Friday, December 23, 2016

“Be joyful though you have considered all the facts.”


Tis the season—Happy New Year Understandably people are preoccupied with happiness— how to be happy, how to stay happy, how to increase the amount of happiness you have in your life. A word that leaps out of any conversation or writing about happiness is gratitude. What place does gratitude play in a person’s happiness quotient?

It’s not so difficult to be grateful when everything is going well. But the challenge of being grateful, when times are difficult, is indeed a challenge. When life throws you a curve ball, which it undoubtedly will, how does one hold on to gratitude?

I am grateful for the people I have in my life, for experiences that enrich my life, and of course for the authors and their books which have always been my life companions. I want to take this time to speak of my gratitude for Natalie Babbitt, one of the most gifted writers who was able to speak the hard truths, but always with a degree of joy and gratitude. Babbitt practiced what Wendell Barry said “Be joyful though you have considered all the facts.”

The world has been diminished with the death of Natalie Babbitt, the author of many books written for children and probably best remembered for her most popular book, Tuck Everlasting.

I had the good fortune to participate at a conference where Babbitt was an inspiration in how she was so willing, in her books and in person, to speak her mind, though it often caused a stir. One memory that stands out is when she was asked, why she writes about death in a book for children. Her answer was quintessential Babbitt: if children do not know that life is finite, how will they ever come to appreciate it?  How will they learn to make good choices? Can anyone be grateful for something that is unlimited?

One of my favorite souvenirs from Tuck Everlasting—
“Don't be afraid of death; be afraid of an unlived life.
You don't have to live forever, you just have to live.”

Parents often worry that books about death, loss, sadness, illness—the difficult moments in life—will frighten children. The reality is that these subjects are often difficult to discuss and parents shy away from the very conversations children need, so as not to be frightened. I say, let a book do the heavy lifting—let a book ask its own questions and the conversation your child is ready for will come forth. The very best of books about death and loss are usually more about the affirming nature of life.

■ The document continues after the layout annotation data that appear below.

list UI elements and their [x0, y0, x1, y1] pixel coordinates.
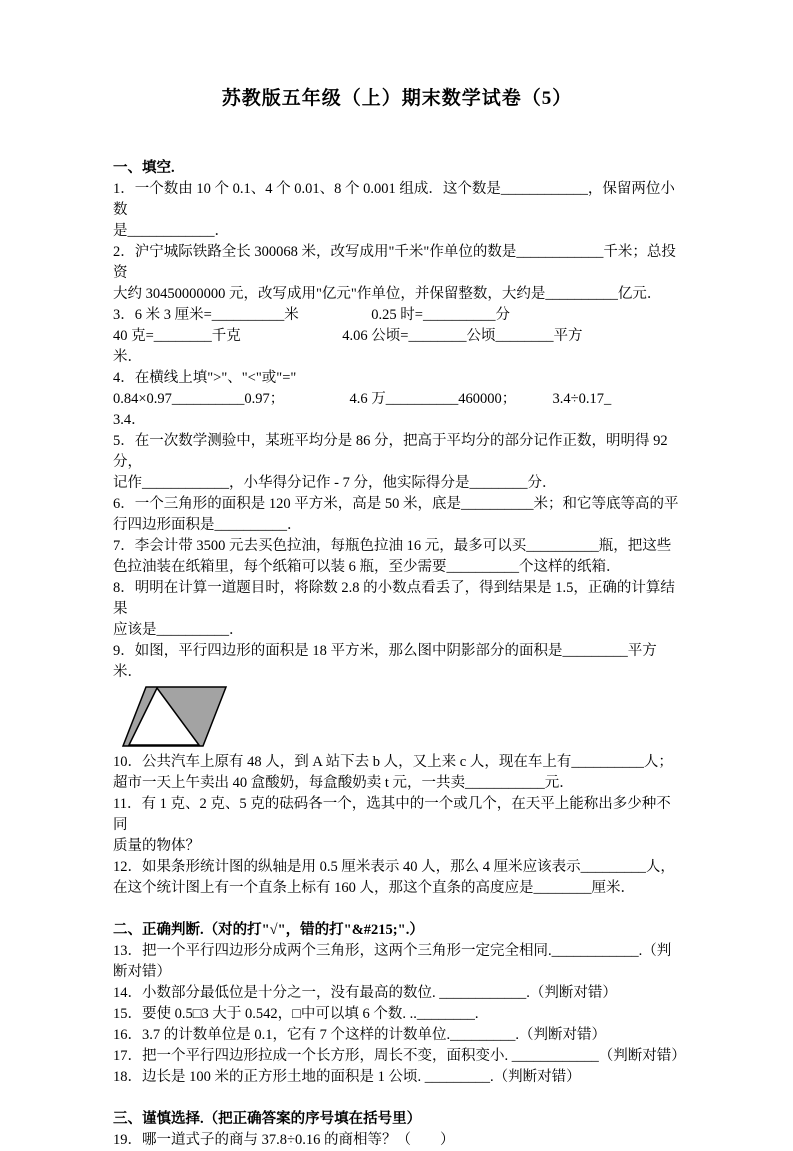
- section-2-heading: 二、正确判断.（对的打"√"，错的打"&#215;".）: [113, 922, 424, 938]
- page-title: 苏教版五年级（上）期末数学试卷（5）: [221, 88, 573, 109]
- exam-line: 40 克=________千克 4.06 公顷=________公顷________平方: [113, 328, 583, 344]
- exam-line: 质量的物体？: [113, 838, 200, 854]
- exam-line: 12．如果条形统计图的纵轴是用 0.5 厘米表示 40 人，那么 4 厘米应该表示_________人，: [113, 859, 675, 875]
- exam-line: 7．李会计带 3500 元去买色拉油，每瓶色拉油 16 元，最多可以买__________瓶，把这些: [113, 538, 672, 554]
- exam-line: 0.84×0.97__________0.97； 4.6 万__________460000； 3.4÷0.17_: [113, 391, 612, 407]
- exam-line: 10．公共汽车上原有 48 人，到 A 站下去 b 人，又上来 c 人，现在车上有__________人；: [113, 754, 673, 770]
- parallelogram-figure-svg: [122, 686, 228, 748]
- exam-line: 米．: [113, 349, 142, 365]
- exam-line: 17．把一个平行四边形拉成一个长方形，周长不变，面积变小. ____________（判断对错）: [113, 1048, 686, 1064]
- exam-line: 18．边长是 100 米的正方形土地的面积是 1 公顷. _________.（判断对错）: [113, 1069, 581, 1085]
- exam-line: 8．明明在计算一道题目时，将除数 2.8 的小数点看丢了，得到结果是 1.5，正确的计算结果: [113, 580, 675, 617]
- section-fill-in-blanks: [113, 158, 681, 899]
- exam-line: 记作____________，小华得分记作 - 7 分，他实际得分是________分．: [113, 475, 557, 491]
- exam-line: 5．在一次数学测验中，某班平均分是 86 分，把高于平均分的部分记作正数，明明得 92 分，: [113, 433, 672, 470]
- exam-line: 9．如图，平行四边形的面积是 18 平方米，那么图中阴影部分的面积是_________平方米．: [113, 643, 657, 680]
- exam-line: 断对错）: [113, 964, 171, 980]
- exam-line: 在这个统计图上有一个直条上标有 160 人，那这个直条的高度应是________厘米．: [113, 880, 635, 896]
- exam-line: 3．6 米 3 厘米=__________米 0.25 时=__________分: [113, 307, 510, 323]
- section-3-heading: 三、谨慎选择.（把正确答案的序号填在括号里）: [113, 1111, 422, 1127]
- exam-line: 应该是__________．: [113, 622, 244, 638]
- parallelogram-figure: [113, 683, 681, 752]
- exam-line: 2．沪宁城际铁路全长 300068 米，改写成用"千米"作单位的数是____________千米；总投资: [113, 244, 676, 281]
- exam-line: 6．一个三角形的面积是 120 平方米，高是 50 米，底是__________米；和它等底等高的平: [113, 496, 679, 512]
- exam-line: 行四边形面积是__________．: [113, 517, 302, 533]
- exam-line: 19．哪一道式子的商与 37.8÷0.16 的商相等？（ ）: [113, 1132, 455, 1148]
- exam-line: 14．小数部分最低位是十分之一，没有最高的数位. ____________.（判断对错）: [113, 985, 617, 1001]
- exam-line: 3.4．: [113, 412, 146, 428]
- exam-line: 13．把一个平行四边形分成两个三角形，这两个三角形一定完全相同.____________.（判: [113, 943, 672, 959]
- section-multiple-choice: [113, 1109, 681, 1151]
- section-1-heading: 一、填空.: [113, 160, 175, 176]
- section-true-false: [113, 920, 686, 1088]
- exam-line: 4．在横线上填">"、"<"或"=": [113, 370, 297, 386]
- exam-line: 1．一个数由 10 个 0.1、4 个 0.01、8 个 0.001 组成．这个数是____________，保留两位小数: [113, 181, 675, 218]
- exam-line: 11．有 1 克、2 克、5 克的砝码各一个，选其中的一个或几个，在天平上能称出多少种不同: [113, 796, 671, 833]
- exam-line: 色拉油装在纸箱里，每个纸箱可以装 6 瓶，至少需要__________个这样的纸箱．: [113, 559, 621, 575]
- section-spacer: [113, 1088, 681, 1109]
- exam-line: 15．要使 0.5□3 大于 0.542，□中可以填 6 个数. ..________.: [113, 1006, 479, 1022]
- section-spacer: [113, 899, 681, 920]
- exam-line: 是____________．: [113, 223, 229, 239]
- exam-line: 16．3.7 的计数单位是 0.1，它有 7 个这样的计数单位._________.（判断对错）: [113, 1027, 606, 1043]
- exam-line: 大约 30450000000 元，改写成用"亿元"作单位，并保留整数，大约是__________亿元．: [113, 286, 662, 302]
- exam-line: 超市一天上午卖出 40 盒酸奶，每盒酸奶卖 t 元，一共卖___________元．: [113, 775, 574, 791]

Tuck is a character every parent and child should know—he has a big heart and a gentle wisdom he is eager to share.

 “Everything's a wheel, turning and turning, never stopping. The frogs is part of it, and the bugs, and the fish, and the wood thrush, too. And people. But never the same ones. Always coming in new, always growing and changing, and always moving on. That's the way it's supposed to be. That's the way it is.”

Thank You Natalie Babbitt for giving us so many stories and characters that are the very best life companions anyone could ask for.